From CRAIN’S CLEVELAND BUSINESS (November 21, 2013)
Pursuit of downtown pedestrian bridge to Cleveland's lakefront resumes
A long-discussed pedestrian bridge that would link the new convention center in downtown Cleveland with the lakefront is being pursued once again following the project's failure to win a federal transportation grant in September.
The bridge is a key piece in the $350 million downtown development plan announced last June by Mayor Frank Jackson and Cuyahoga County Executive Ed FitzGerald. Although they still are struggling to put together a financing package for the project, the pair has submitted to their respective legislative councils a cooperative agreement for the planned convention center hotel that includes a financial commitment from each government for the bridge.
The hotel would be built adjacent to the convention center and Global Center for Health Innovation on the site of the recently vacated county administration building.
Plans for the bridge were dashed when the city learned in September that it had not won a $17 million federal Transportation Investment Generating Economic Recovery, or TIGER, grant to cover a portion of the estimated $47 million cost. The bridge would span the Shoreway and the railroad tracks between the north edge of the Mall above the convention center and the Great Lakes Science Center and the Rock and Roll Hall of Fame on the lakefront; it would include a parking garage midway across the span.
The city and county each pledged $10 million for the project. The city would have bonded its portion, but Mayor Jackson told Crain's on Tuesday, Nov. 19, “Since we lost the TIGER grant, we held off on borrowing this money.”
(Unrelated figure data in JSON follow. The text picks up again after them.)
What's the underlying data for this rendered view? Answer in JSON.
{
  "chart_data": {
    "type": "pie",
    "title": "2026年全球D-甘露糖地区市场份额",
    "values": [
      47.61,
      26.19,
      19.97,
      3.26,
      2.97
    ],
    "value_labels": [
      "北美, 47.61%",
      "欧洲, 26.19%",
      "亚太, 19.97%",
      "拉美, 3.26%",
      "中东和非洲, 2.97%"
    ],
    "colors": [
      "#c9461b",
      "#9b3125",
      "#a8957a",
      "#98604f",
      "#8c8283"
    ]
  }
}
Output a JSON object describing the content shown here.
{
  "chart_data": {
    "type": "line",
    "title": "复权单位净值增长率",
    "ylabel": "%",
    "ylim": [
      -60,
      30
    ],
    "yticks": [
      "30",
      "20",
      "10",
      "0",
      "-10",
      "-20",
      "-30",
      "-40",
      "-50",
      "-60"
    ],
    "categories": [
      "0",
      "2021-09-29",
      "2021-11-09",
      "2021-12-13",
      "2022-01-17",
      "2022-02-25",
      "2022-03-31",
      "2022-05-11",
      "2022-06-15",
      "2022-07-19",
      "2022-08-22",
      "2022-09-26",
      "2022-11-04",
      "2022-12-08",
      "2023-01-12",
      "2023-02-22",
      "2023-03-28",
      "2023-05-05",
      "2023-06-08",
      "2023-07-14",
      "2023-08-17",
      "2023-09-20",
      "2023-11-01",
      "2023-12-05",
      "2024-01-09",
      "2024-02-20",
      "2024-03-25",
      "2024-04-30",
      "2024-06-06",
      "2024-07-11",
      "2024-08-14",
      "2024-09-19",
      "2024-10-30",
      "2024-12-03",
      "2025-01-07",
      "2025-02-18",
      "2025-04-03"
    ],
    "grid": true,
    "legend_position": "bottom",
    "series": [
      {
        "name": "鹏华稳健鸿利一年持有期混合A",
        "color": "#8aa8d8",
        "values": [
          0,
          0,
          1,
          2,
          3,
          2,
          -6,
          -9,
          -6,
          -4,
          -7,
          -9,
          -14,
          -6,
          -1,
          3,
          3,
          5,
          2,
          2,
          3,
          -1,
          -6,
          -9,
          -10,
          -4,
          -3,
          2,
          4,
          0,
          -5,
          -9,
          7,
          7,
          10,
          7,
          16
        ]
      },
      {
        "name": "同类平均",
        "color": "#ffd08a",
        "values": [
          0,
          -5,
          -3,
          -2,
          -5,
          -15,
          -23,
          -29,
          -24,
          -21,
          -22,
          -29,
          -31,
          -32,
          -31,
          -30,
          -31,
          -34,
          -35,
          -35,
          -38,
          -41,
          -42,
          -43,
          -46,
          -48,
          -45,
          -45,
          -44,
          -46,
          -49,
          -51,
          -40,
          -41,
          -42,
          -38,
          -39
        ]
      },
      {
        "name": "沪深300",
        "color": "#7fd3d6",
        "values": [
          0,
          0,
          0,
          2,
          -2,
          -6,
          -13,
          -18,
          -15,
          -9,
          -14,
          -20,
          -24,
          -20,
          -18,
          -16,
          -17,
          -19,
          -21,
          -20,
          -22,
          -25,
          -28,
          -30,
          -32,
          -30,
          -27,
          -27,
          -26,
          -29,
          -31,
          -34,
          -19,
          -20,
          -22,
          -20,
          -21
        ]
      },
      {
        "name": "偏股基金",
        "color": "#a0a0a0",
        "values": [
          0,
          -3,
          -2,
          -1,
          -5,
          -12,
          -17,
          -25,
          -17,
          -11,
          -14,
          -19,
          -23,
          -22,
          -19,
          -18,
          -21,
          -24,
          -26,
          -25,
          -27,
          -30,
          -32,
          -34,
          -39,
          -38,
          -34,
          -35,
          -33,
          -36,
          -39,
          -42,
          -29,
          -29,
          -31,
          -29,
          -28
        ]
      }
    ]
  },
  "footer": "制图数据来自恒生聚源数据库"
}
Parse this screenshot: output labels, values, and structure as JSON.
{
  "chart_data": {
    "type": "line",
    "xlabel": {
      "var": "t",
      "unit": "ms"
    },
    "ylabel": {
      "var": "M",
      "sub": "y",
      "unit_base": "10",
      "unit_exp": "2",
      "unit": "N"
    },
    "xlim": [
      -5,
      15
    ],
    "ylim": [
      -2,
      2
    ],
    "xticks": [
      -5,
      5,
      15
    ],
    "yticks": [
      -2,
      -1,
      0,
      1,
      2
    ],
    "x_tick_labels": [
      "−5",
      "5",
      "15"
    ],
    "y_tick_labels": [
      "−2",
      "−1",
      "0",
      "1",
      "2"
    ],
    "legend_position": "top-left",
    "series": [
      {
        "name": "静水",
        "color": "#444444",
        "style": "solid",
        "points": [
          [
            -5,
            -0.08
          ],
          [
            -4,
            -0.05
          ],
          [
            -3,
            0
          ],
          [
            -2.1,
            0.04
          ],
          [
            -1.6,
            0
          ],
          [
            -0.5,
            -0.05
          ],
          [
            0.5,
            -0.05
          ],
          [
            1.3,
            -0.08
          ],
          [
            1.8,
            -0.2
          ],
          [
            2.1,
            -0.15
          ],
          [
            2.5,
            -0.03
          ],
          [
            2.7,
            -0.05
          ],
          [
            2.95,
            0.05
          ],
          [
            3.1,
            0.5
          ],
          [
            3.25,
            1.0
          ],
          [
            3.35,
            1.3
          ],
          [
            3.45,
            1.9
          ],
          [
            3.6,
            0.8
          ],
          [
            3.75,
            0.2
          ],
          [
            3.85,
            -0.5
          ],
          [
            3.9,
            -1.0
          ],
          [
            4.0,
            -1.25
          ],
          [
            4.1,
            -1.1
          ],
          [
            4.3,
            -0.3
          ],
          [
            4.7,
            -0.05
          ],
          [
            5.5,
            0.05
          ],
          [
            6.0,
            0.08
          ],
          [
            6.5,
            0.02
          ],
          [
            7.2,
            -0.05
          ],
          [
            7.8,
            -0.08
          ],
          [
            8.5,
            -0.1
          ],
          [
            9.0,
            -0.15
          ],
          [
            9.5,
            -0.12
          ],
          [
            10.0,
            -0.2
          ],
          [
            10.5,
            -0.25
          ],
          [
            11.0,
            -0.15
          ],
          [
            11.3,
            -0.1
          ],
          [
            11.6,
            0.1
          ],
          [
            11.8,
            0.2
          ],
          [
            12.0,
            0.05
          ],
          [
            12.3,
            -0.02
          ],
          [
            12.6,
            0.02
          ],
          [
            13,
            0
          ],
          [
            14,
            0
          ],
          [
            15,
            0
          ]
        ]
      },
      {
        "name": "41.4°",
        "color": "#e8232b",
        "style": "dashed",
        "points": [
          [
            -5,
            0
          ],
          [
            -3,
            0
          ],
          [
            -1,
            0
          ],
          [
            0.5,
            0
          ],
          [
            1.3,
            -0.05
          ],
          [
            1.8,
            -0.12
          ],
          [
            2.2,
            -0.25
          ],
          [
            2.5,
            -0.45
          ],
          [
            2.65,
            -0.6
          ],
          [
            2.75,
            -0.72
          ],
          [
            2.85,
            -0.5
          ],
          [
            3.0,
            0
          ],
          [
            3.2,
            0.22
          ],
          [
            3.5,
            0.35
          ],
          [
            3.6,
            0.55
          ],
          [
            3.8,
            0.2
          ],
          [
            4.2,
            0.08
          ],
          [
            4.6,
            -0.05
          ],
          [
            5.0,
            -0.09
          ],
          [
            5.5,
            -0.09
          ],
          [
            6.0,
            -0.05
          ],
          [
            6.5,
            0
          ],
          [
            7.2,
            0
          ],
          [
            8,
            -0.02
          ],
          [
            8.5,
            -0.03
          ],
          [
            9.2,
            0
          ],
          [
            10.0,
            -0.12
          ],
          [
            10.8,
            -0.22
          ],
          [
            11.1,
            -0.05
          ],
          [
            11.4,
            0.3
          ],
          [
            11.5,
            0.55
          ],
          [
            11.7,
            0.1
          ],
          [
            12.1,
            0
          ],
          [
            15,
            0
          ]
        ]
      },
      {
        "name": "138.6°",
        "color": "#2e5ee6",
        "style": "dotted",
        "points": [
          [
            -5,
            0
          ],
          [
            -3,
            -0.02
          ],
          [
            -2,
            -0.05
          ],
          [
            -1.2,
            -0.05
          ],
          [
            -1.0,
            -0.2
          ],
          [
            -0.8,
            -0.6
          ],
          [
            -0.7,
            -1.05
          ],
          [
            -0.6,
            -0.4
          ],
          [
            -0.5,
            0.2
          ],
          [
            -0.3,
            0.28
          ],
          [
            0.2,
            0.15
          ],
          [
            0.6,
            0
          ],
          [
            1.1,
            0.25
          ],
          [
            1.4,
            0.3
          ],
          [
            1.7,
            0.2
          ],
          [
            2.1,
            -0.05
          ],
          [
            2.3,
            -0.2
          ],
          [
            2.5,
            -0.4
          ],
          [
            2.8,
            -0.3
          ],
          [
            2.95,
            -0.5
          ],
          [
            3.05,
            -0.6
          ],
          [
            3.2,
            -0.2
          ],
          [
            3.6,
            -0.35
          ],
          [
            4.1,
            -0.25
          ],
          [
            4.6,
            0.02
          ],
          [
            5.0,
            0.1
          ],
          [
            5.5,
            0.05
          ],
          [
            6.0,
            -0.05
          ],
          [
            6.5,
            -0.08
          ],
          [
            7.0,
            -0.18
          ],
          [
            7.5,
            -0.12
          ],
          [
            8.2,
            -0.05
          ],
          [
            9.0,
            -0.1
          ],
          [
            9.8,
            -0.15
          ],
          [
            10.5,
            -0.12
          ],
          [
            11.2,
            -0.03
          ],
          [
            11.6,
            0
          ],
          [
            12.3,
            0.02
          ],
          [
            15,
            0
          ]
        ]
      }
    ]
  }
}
County consultant Jeffrey Appelbaum, who has been overseeing the convention center and the hotel projects, told County Council on Tuesday that the county would fund its $10 million share as part a cooperative agreement with the city and the Cleveland-Cuyahoga County Port Authority to build and finance the convention center hotel. The Port Authority will be the owner of record of the new hotel.
Ken Silliman, Mayor Jackson's chief of staff, said Tuesday that legislation to create the cooperative agreement also will be before Cleveland City Council next week. He said because the parking garage would be self-sustaining, the city could issue $10 million to cover the cost of the garage and the section of the bridge attached to it.
But, he added, the city has not yet found a source for the $17.5 million gap.
The idea of a bridge has been talked about for years. It became more concrete when it was included in the lakefront plan Mayor Jackson unveiled in 2011.